Por enquanto, pelo menos, eles decidiram ficar. Mesmo quando a guerra parece estar cada vez mais próxima.
Ouvir que deveríamos evacuar agora mesmo para o sul do norte da Faixa de Gaza. Minha família, não vamos a lugar nenhum. É o sétimo dia deste ataque a Gaza e realmente estou com o coração partido. Meu coração está partido porque estou com muita saudade da minha antiga casa, de tudo, de cada cantinho da casa. Sinto falta da minha cama ou de ficar deitada, só deitar na minha cama ou na sala, e não fazer nada, só ficar deitada na minha cama. Eu realmente sinto falta disso.

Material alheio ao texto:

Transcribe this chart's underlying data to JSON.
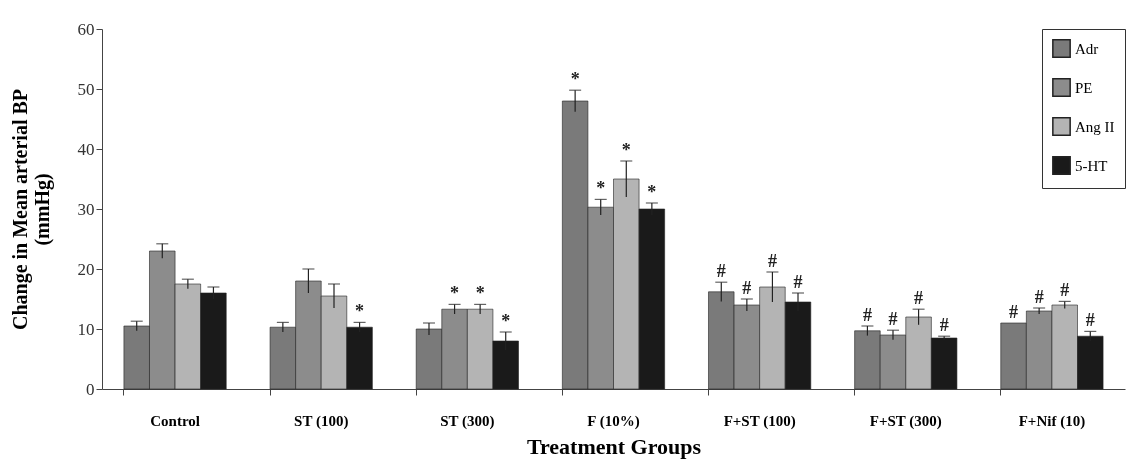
{
  "chart_data": {
    "type": "bar",
    "xlabel": "Treatment Groups",
    "ylabel": "Change in Mean arterial BP\n(mmHg)",
    "categories": [
      "Control",
      "ST (100)",
      "ST (300)",
      "F (10%)",
      "F+ST (100)",
      "F+ST (300)",
      "F+Nif (10)"
    ],
    "series": [
      {
        "name": "Adr",
        "color": "#7a7a7a",
        "values": [
          10.5,
          10.3,
          10,
          48,
          16.2,
          9.7,
          11
        ],
        "errors": [
          0.8,
          0.8,
          1,
          1.8,
          1.6,
          0.8,
          null
        ],
        "value_labels": [
          null,
          null,
          null,
          "*",
          "#",
          "#",
          "#"
        ]
      },
      {
        "name": "PE",
        "color": "#8c8c8c",
        "values": [
          23,
          18,
          13.3,
          30.3,
          14,
          9,
          13
        ],
        "errors": [
          1.2,
          2,
          0.8,
          1.3,
          1,
          0.8,
          0.5
        ],
        "value_labels": [
          null,
          null,
          "*",
          "*",
          "#",
          "#",
          "#"
        ]
      },
      {
        "name": "Ang II",
        "color": "#b4b4b4",
        "values": [
          17.5,
          15.5,
          13.3,
          35,
          17,
          12,
          14
        ],
        "errors": [
          0.8,
          2,
          0.8,
          3,
          2.5,
          1.3,
          0.6
        ],
        "value_labels": [
          null,
          null,
          "*",
          "*",
          "#",
          "#",
          "#"
        ]
      },
      {
        "name": "5-HT",
        "color": "#1a1a1a",
        "values": [
          16,
          10.3,
          8,
          30,
          14.5,
          8.5,
          8.8
        ],
        "errors": [
          1,
          0.8,
          1.5,
          1,
          1.5,
          0.3,
          0.8
        ],
        "value_labels": [
          null,
          "*",
          "*",
          "*",
          "#",
          "#",
          "#"
        ]
      }
    ],
    "ylim": [
      0,
      60
    ],
    "yticks": [
      0,
      10,
      20,
      30,
      40,
      50,
      60
    ],
    "grid": false,
    "legend": "top right"
  }
}
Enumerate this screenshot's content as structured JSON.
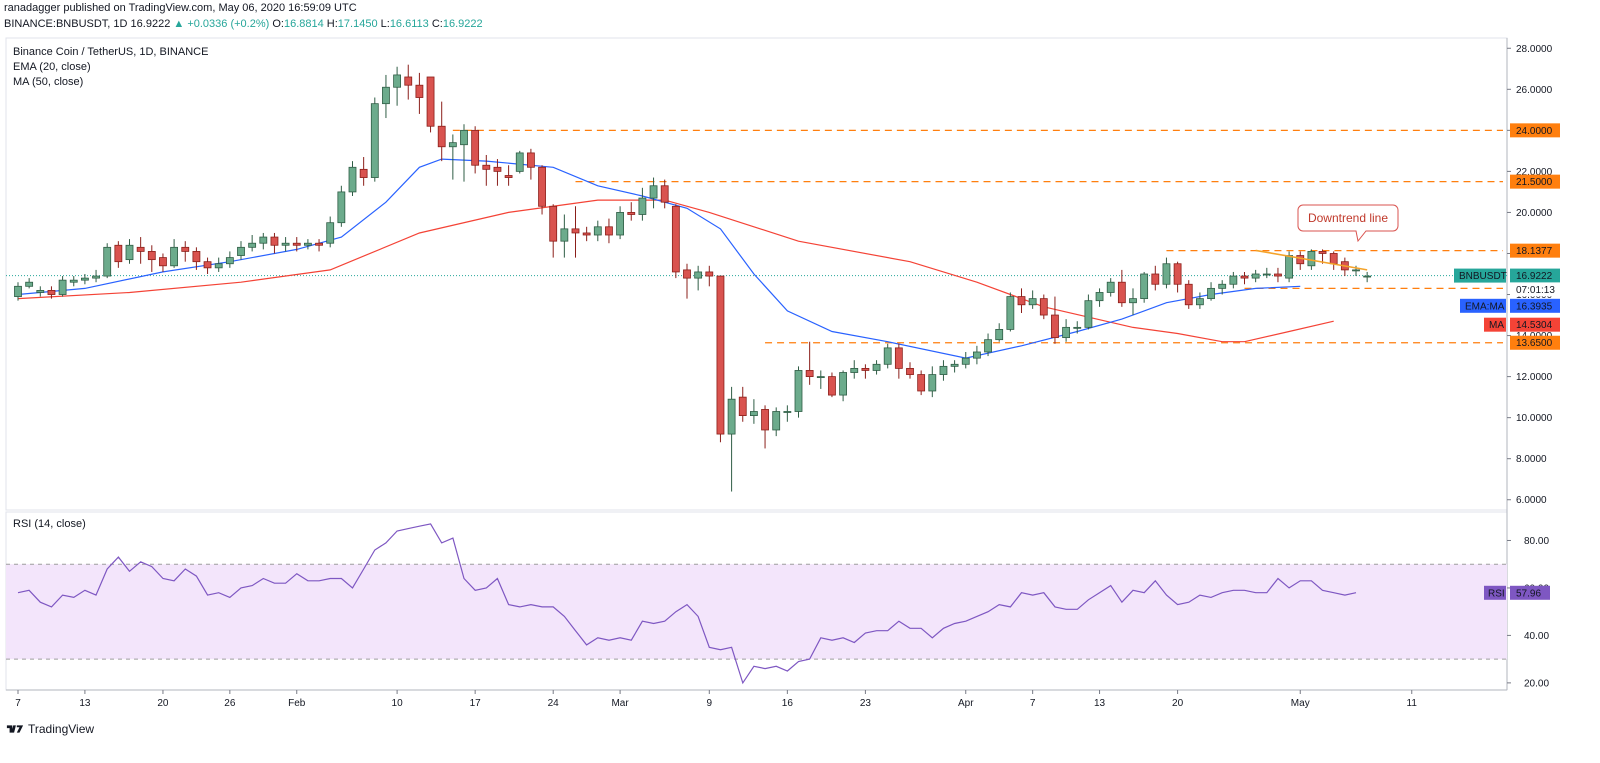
{
  "header": {
    "publisher_line": "ranadagger published on TradingView.com, May 06, 2020 16:59:09 UTC",
    "symbol": "BINANCE:BNBUSDT, 1D",
    "last": "16.9222",
    "change_arrow": "▲",
    "change": "+0.0336 (+0.2%)",
    "open_label": "O:",
    "open": "16.8814",
    "high_label": "H:",
    "high": "17.1450",
    "low_label": "L:",
    "low": "16.6113",
    "close_label": "C:",
    "close": "16.9222"
  },
  "legend": {
    "title": "Binance Coin / TetherUS, 1D, BINANCE",
    "ema": "EMA (20, close)",
    "ma": "MA (50, close)",
    "rsi": "RSI (14, close)"
  },
  "footer": {
    "brand": "TradingView"
  },
  "colors": {
    "up": "#26a69a",
    "up_fill": "#6cab8c",
    "down": "#d9534f",
    "ema": "#2962ff",
    "ma": "#f44336",
    "hline": "#ff7f0e",
    "rsi": "#7e57c2"
  },
  "chart_data": [
    {
      "type": "candlestick",
      "title": "Binance Coin / TetherUS, 1D, BINANCE",
      "ylim": [
        5.5,
        28.5
      ],
      "y_ticks": [
        6,
        8,
        10,
        12,
        14,
        16,
        18,
        20,
        22,
        24,
        26,
        28
      ],
      "y_tick_labels": [
        "6.0000",
        "8.0000",
        "10.0000",
        "12.0000",
        "14.0000",
        "16.0000",
        "18.0000",
        "20.0000",
        "22.0000",
        "24.0000",
        "26.0000",
        "28.0000"
      ],
      "x_ticks": [
        {
          "label": "7",
          "day": 0
        },
        {
          "label": "13",
          "day": 6
        },
        {
          "label": "20",
          "day": 13
        },
        {
          "label": "26",
          "day": 19
        },
        {
          "label": "Feb",
          "day": 25
        },
        {
          "label": "10",
          "day": 34
        },
        {
          "label": "17",
          "day": 41
        },
        {
          "label": "24",
          "day": 48
        },
        {
          "label": "Mar",
          "day": 54
        },
        {
          "label": "9",
          "day": 62
        },
        {
          "label": "16",
          "day": 69
        },
        {
          "label": "23",
          "day": 76
        },
        {
          "label": "Apr",
          "day": 85
        },
        {
          "label": "7",
          "day": 91
        },
        {
          "label": "13",
          "day": 97
        },
        {
          "label": "20",
          "day": 104
        },
        {
          "label": "May",
          "day": 115
        },
        {
          "label": "11",
          "day": 125
        }
      ],
      "candles": [
        [
          15.9,
          16.4,
          16.6,
          15.7
        ],
        [
          16.4,
          16.6,
          16.8,
          16.3
        ],
        [
          16.1,
          16.2,
          16.4,
          15.9
        ],
        [
          16.2,
          16.0,
          16.4,
          15.8
        ],
        [
          16.0,
          16.7,
          16.9,
          15.9
        ],
        [
          16.6,
          16.7,
          16.9,
          16.4
        ],
        [
          16.7,
          16.8,
          17.0,
          16.5
        ],
        [
          16.8,
          16.9,
          17.2,
          16.6
        ],
        [
          16.9,
          18.3,
          18.5,
          16.8
        ],
        [
          18.4,
          17.6,
          18.6,
          17.3
        ],
        [
          17.7,
          18.4,
          18.7,
          17.5
        ],
        [
          18.3,
          18.1,
          18.8,
          17.5
        ],
        [
          18.1,
          17.7,
          18.4,
          17.1
        ],
        [
          17.8,
          17.4,
          18.0,
          17.1
        ],
        [
          17.4,
          18.3,
          18.7,
          17.3
        ],
        [
          18.3,
          18.1,
          18.6,
          17.6
        ],
        [
          18.1,
          17.6,
          18.3,
          17.2
        ],
        [
          17.6,
          17.3,
          17.8,
          17.0
        ],
        [
          17.3,
          17.5,
          17.8,
          17.1
        ],
        [
          17.5,
          17.8,
          18.1,
          17.3
        ],
        [
          17.9,
          18.3,
          18.6,
          17.7
        ],
        [
          18.3,
          18.5,
          18.9,
          18.1
        ],
        [
          18.5,
          18.8,
          19.0,
          18.2
        ],
        [
          18.8,
          18.4,
          19.0,
          18.0
        ],
        [
          18.4,
          18.5,
          18.8,
          18.1
        ],
        [
          18.5,
          18.4,
          18.8,
          18.1
        ],
        [
          18.4,
          18.5,
          18.7,
          18.2
        ],
        [
          18.5,
          18.4,
          18.7,
          18.1
        ],
        [
          18.5,
          19.5,
          19.8,
          18.3
        ],
        [
          19.5,
          21.0,
          21.3,
          19.3
        ],
        [
          21.0,
          22.2,
          22.5,
          20.8
        ],
        [
          22.1,
          21.7,
          22.7,
          21.3
        ],
        [
          21.7,
          25.3,
          25.6,
          21.5
        ],
        [
          25.3,
          26.1,
          26.7,
          24.6
        ],
        [
          26.1,
          26.7,
          27.1,
          25.2
        ],
        [
          26.6,
          26.2,
          27.2,
          25.5
        ],
        [
          26.2,
          25.6,
          26.8,
          24.8
        ],
        [
          26.6,
          24.2,
          26.6,
          23.9
        ],
        [
          24.2,
          23.2,
          25.4,
          22.5
        ],
        [
          23.2,
          23.4,
          23.8,
          21.6
        ],
        [
          23.3,
          24.0,
          24.3,
          21.5
        ],
        [
          24.0,
          22.3,
          24.2,
          21.9
        ],
        [
          22.3,
          22.1,
          22.8,
          21.3
        ],
        [
          22.2,
          22.0,
          22.6,
          21.3
        ],
        [
          21.8,
          21.7,
          22.3,
          21.3
        ],
        [
          22.0,
          22.9,
          23.0,
          21.9
        ],
        [
          22.9,
          22.2,
          23.1,
          21.6
        ],
        [
          22.2,
          20.3,
          22.3,
          19.9
        ],
        [
          20.3,
          18.6,
          20.4,
          17.8
        ],
        [
          18.6,
          19.2,
          19.9,
          17.8
        ],
        [
          19.2,
          19.0,
          20.3,
          17.8
        ],
        [
          19.0,
          18.9,
          19.3,
          18.6
        ],
        [
          18.9,
          19.3,
          19.6,
          18.6
        ],
        [
          19.3,
          18.9,
          19.7,
          18.5
        ],
        [
          18.9,
          20.0,
          20.3,
          18.7
        ],
        [
          20.0,
          19.9,
          20.5,
          19.6
        ],
        [
          19.9,
          20.7,
          21.2,
          19.6
        ],
        [
          20.7,
          21.3,
          21.7,
          20.2
        ],
        [
          21.3,
          20.5,
          21.6,
          20.2
        ],
        [
          20.3,
          17.1,
          20.4,
          16.8
        ],
        [
          17.2,
          16.8,
          17.5,
          15.8
        ],
        [
          16.8,
          17.1,
          17.4,
          16.2
        ],
        [
          17.1,
          16.9,
          17.4,
          16.4
        ],
        [
          16.9,
          9.2,
          16.9,
          8.8
        ],
        [
          9.2,
          10.9,
          11.5,
          6.4
        ],
        [
          11.0,
          10.1,
          11.5,
          9.8
        ],
        [
          10.1,
          10.3,
          10.9,
          9.7
        ],
        [
          10.4,
          9.4,
          10.6,
          8.5
        ],
        [
          9.4,
          10.3,
          10.5,
          9.1
        ],
        [
          10.3,
          10.3,
          10.6,
          9.8
        ],
        [
          10.3,
          12.3,
          12.5,
          10.0
        ],
        [
          12.3,
          12.0,
          13.7,
          11.6
        ],
        [
          12.0,
          12.0,
          12.3,
          11.4
        ],
        [
          12.0,
          11.1,
          12.2,
          11.0
        ],
        [
          11.1,
          12.2,
          12.3,
          10.8
        ],
        [
          12.2,
          12.4,
          12.8,
          11.9
        ],
        [
          12.4,
          12.3,
          12.6,
          11.9
        ],
        [
          12.3,
          12.6,
          12.8,
          12.1
        ],
        [
          12.6,
          13.4,
          13.6,
          12.4
        ],
        [
          13.4,
          12.4,
          13.6,
          11.9
        ],
        [
          12.4,
          12.1,
          12.7,
          11.9
        ],
        [
          12.1,
          11.3,
          12.3,
          11.1
        ],
        [
          11.3,
          12.1,
          12.5,
          11.0
        ],
        [
          12.1,
          12.5,
          12.8,
          11.8
        ],
        [
          12.5,
          12.6,
          12.8,
          12.2
        ],
        [
          12.6,
          12.9,
          13.2,
          12.4
        ],
        [
          12.9,
          13.2,
          13.5,
          12.6
        ],
        [
          13.2,
          13.8,
          14.1,
          13.0
        ],
        [
          13.8,
          14.3,
          14.6,
          13.7
        ],
        [
          14.3,
          15.9,
          16.1,
          14.2
        ],
        [
          15.9,
          15.5,
          16.3,
          15.1
        ],
        [
          15.5,
          15.8,
          16.2,
          15.3
        ],
        [
          15.8,
          15.0,
          16.0,
          14.8
        ],
        [
          15.0,
          13.9,
          15.9,
          13.6
        ],
        [
          13.9,
          14.4,
          14.8,
          13.7
        ],
        [
          14.4,
          14.4,
          14.7,
          14.1
        ],
        [
          14.4,
          15.7,
          16.0,
          14.3
        ],
        [
          15.7,
          16.1,
          16.3,
          15.4
        ],
        [
          16.1,
          16.6,
          16.8,
          15.9
        ],
        [
          16.6,
          15.6,
          17.2,
          15.4
        ],
        [
          15.6,
          15.8,
          16.3,
          15.0
        ],
        [
          15.8,
          17.0,
          17.1,
          15.6
        ],
        [
          17.0,
          16.5,
          17.4,
          16.2
        ],
        [
          16.5,
          17.5,
          17.8,
          16.3
        ],
        [
          17.5,
          16.5,
          17.6,
          16.1
        ],
        [
          16.5,
          15.5,
          16.7,
          15.3
        ],
        [
          15.5,
          15.8,
          16.1,
          15.3
        ],
        [
          15.8,
          16.3,
          16.6,
          15.7
        ],
        [
          16.3,
          16.5,
          16.7,
          16.0
        ],
        [
          16.5,
          16.9,
          17.1,
          16.3
        ],
        [
          16.9,
          16.8,
          17.1,
          16.5
        ],
        [
          16.8,
          17.0,
          17.2,
          16.6
        ],
        [
          17.0,
          17.0,
          17.3,
          16.8
        ],
        [
          17.0,
          16.9,
          17.3,
          16.6
        ],
        [
          16.8,
          17.9,
          18.1,
          16.6
        ],
        [
          17.9,
          17.5,
          18.1,
          17.2
        ],
        [
          17.4,
          18.1,
          18.2,
          17.2
        ],
        [
          18.1,
          18.0,
          18.2,
          17.5
        ],
        [
          18.0,
          17.5,
          18.1,
          17.2
        ],
        [
          17.6,
          17.2,
          17.8,
          16.9
        ],
        [
          17.2,
          17.2,
          17.4,
          16.9
        ],
        [
          16.9,
          16.9,
          17.1,
          16.6
        ]
      ],
      "ema_20": [
        [
          0,
          16.0
        ],
        [
          6,
          16.3
        ],
        [
          13,
          17.1
        ],
        [
          19,
          17.6
        ],
        [
          25,
          18.2
        ],
        [
          29,
          18.8
        ],
        [
          33,
          20.5
        ],
        [
          36,
          22.2
        ],
        [
          38,
          22.6
        ],
        [
          42,
          22.5
        ],
        [
          48,
          22.2
        ],
        [
          52,
          21.3
        ],
        [
          56,
          20.8
        ],
        [
          60,
          20.2
        ],
        [
          63,
          19.2
        ],
        [
          66,
          17.0
        ],
        [
          69,
          15.2
        ],
        [
          73,
          14.2
        ],
        [
          78,
          13.7
        ],
        [
          85,
          12.9
        ],
        [
          90,
          13.5
        ],
        [
          95,
          14.2
        ],
        [
          99,
          14.8
        ],
        [
          103,
          15.6
        ],
        [
          107,
          16.0
        ],
        [
          111,
          16.3
        ],
        [
          115,
          16.4
        ]
      ],
      "ma_50": [
        [
          0,
          15.8
        ],
        [
          10,
          16.1
        ],
        [
          20,
          16.6
        ],
        [
          28,
          17.2
        ],
        [
          36,
          19.0
        ],
        [
          44,
          20.0
        ],
        [
          52,
          20.6
        ],
        [
          58,
          20.6
        ],
        [
          62,
          20.0
        ],
        [
          70,
          18.6
        ],
        [
          80,
          17.6
        ],
        [
          86,
          16.6
        ],
        [
          92,
          15.4
        ],
        [
          100,
          14.4
        ],
        [
          104,
          14.1
        ],
        [
          108,
          13.7
        ],
        [
          110,
          13.7
        ],
        [
          114,
          14.2
        ],
        [
          118,
          14.7
        ]
      ],
      "horizontal_levels": [
        {
          "value": 24.0,
          "label": "24.0000",
          "start_day": 39
        },
        {
          "value": 21.5,
          "label": "21.5000",
          "start_day": 50
        },
        {
          "value": 18.1377,
          "label": "18.1377",
          "start_day": 103
        },
        {
          "value": 16.3,
          "label": "16.3000",
          "start_day": 110
        },
        {
          "value": 13.65,
          "label": "13.6500",
          "start_day": 67
        }
      ],
      "downtrend_line": {
        "start": [
          111,
          18.15
        ],
        "end": [
          121,
          17.2
        ],
        "label": "Downtrend line"
      },
      "price_tags": [
        {
          "label": "BNBUSDT",
          "value": "16.9222",
          "y": 16.9222,
          "color": "#26a69a"
        },
        {
          "label": "",
          "value": "07:01:13",
          "y": 16.25,
          "color": "#ffffff",
          "text_color": "#131722"
        },
        {
          "label": "EMA:MA",
          "value": "16.3935",
          "y": 15.45,
          "color": "#2962ff"
        },
        {
          "label": "MA",
          "value": "14.5304",
          "y": 14.53,
          "color": "#f44336"
        }
      ]
    },
    {
      "type": "line",
      "title": "RSI (14, close)",
      "ylim": [
        17,
        92
      ],
      "y_ticks": [
        20,
        40,
        60,
        80
      ],
      "y_tick_labels": [
        "20.00",
        "40.00",
        "60.00",
        "80.00"
      ],
      "band": [
        30,
        70
      ],
      "last_label": "RSI",
      "last_value": "57.96",
      "values": [
        58,
        59,
        54,
        52,
        57,
        56,
        59,
        57,
        68,
        73,
        67,
        71,
        69,
        64,
        63,
        68,
        65,
        57,
        58,
        56,
        60,
        61,
        64,
        62,
        62,
        66,
        63,
        63,
        64,
        64,
        60,
        68,
        76,
        79,
        84,
        85,
        86,
        87,
        79,
        81,
        64,
        59,
        60,
        64,
        53,
        52,
        53,
        52,
        52,
        48,
        42,
        36,
        39,
        38,
        39,
        38,
        46,
        45,
        46,
        50,
        53,
        48,
        35,
        34,
        35,
        20,
        27,
        26,
        27,
        25,
        29,
        30,
        39,
        38,
        39,
        37,
        41,
        42,
        42,
        46,
        43,
        43,
        39,
        43,
        45,
        46,
        48,
        50,
        53,
        52,
        58,
        57,
        58,
        52,
        51,
        51,
        55,
        58,
        61,
        54,
        59,
        58,
        63,
        57,
        53,
        54,
        57,
        56,
        58,
        59,
        59,
        58,
        58,
        64,
        60,
        63,
        63,
        59,
        58,
        57,
        58
      ]
    }
  ]
}
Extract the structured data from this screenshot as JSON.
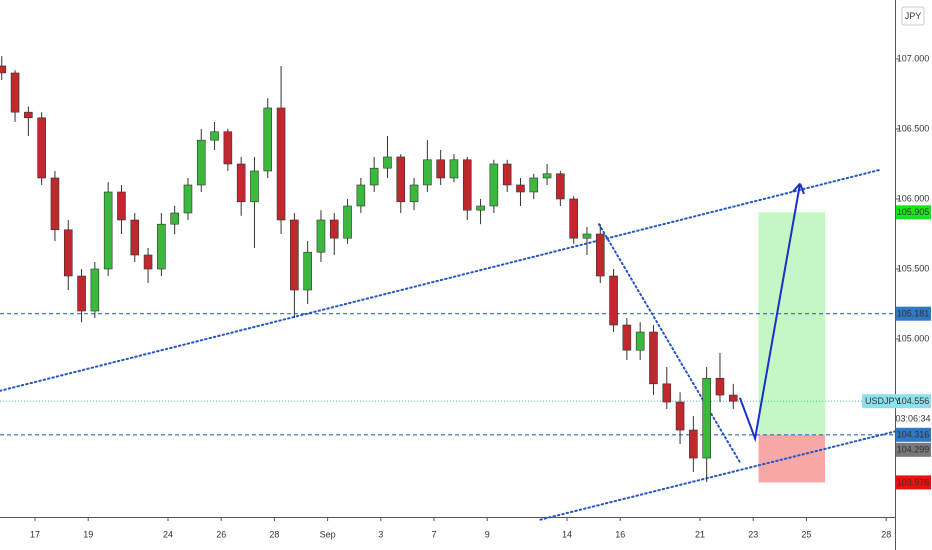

Eu realmente sinto falta da minha vida normal antes desses mísseis. Antes deste ataque. É uma tragédia. É um genocídio.
Na quarta-feira, Tasneem descreveu os pesados bombardeamentos à porta do apartamento do seu tio, um lembrete de quão próximas as famílias palestinas vivem das explosões mortais em Gaza.
Em raras ocasiões, Tasneem não enviou mensagem de áudio. Ela recorreu, em vez disso, a breves notas escritas em seu árabe nativo.
17h23: “Estamos sob um ataque de ‘cinturão de fogo’ agora.”
17h23: “As greves vêm uma após a outra”.
17h24: “Ainda não entendemos o que está acontecendo.”
17h24: “Atualmente estamos no segundo andar do prédio.”
17h24: “É além de horrível.”
Neil Collier contribuiu com reportagens do Cairo. Cristina Kelso contribuiu com a produção da cidade de Nova York e Abeer Pamuk contribuiu com a produção de São Francisco.